So I have an algorithm I am writing, and the function multiprocess is supposed to call another function, CreateMatrixMp(), on as many processes as there are cpus, in parallel. I have never done multiprocessing before, and cannot be certain which one of the below methods is more efficient. The word "efficient" being used in the context of the function CreateMatrixMp() needing to potentially be called thousands of times.I have read all of the documentation on the python multiprocessing module, and have come to these two possibilities:
First is using the Pool class:
def MatrixHelper(self, args):
return self.CreateMatrix(*args)
def Multiprocess(self, sigmaI, sigmaX):
cpus = mp.cpu_count()
print('Number of cpu\'s to process WM: %d' % cpus)
poolCount = cpus*2
args = [(sigmaI, sigmaX, i) for i in range(self.numPixels)]
pool = mp.Pool(processes = poolCount, maxtasksperchild= 2)
tempData = pool.map(self.MatrixHelper, args)
pool.close()
pool.join()
And next is using the Process class:
def Multiprocess(self, sigmaI, sigmaX):
cpus = mp.cpu_count()
print('Number of cpu\'s to process WM: %d' % cpus)

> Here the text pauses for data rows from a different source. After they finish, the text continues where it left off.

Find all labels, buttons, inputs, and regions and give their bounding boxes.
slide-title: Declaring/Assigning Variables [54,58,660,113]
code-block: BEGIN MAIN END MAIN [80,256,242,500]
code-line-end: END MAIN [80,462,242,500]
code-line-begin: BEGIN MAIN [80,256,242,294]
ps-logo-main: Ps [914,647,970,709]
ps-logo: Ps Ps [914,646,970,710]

processes = [mp.Process(target = self.CreateMatrixMp, args = (sigmaI, sigmaX, i,)) for i in range(self.numPixels)]
for p in processes:
p.start()
for p in processes:
p.join()
Pool seems to be the better choice. I have read that it causes less overhead. And Process does not consider the number of cpus on the machine. The only problem is that using Pool in this manner gives me error after error, and whenever I fix one, there is a new one underneath it. Process seems easier to implement, and for all I know it may be the better choice. What does your experience tell you?
If Pool should be used, then am I right in choosing map()? It would be preferred that order is maintained. I have tempData = pool.map(...) because the map function is supposed to return a list of the results of every process. I am not sure how Process handles its returned data.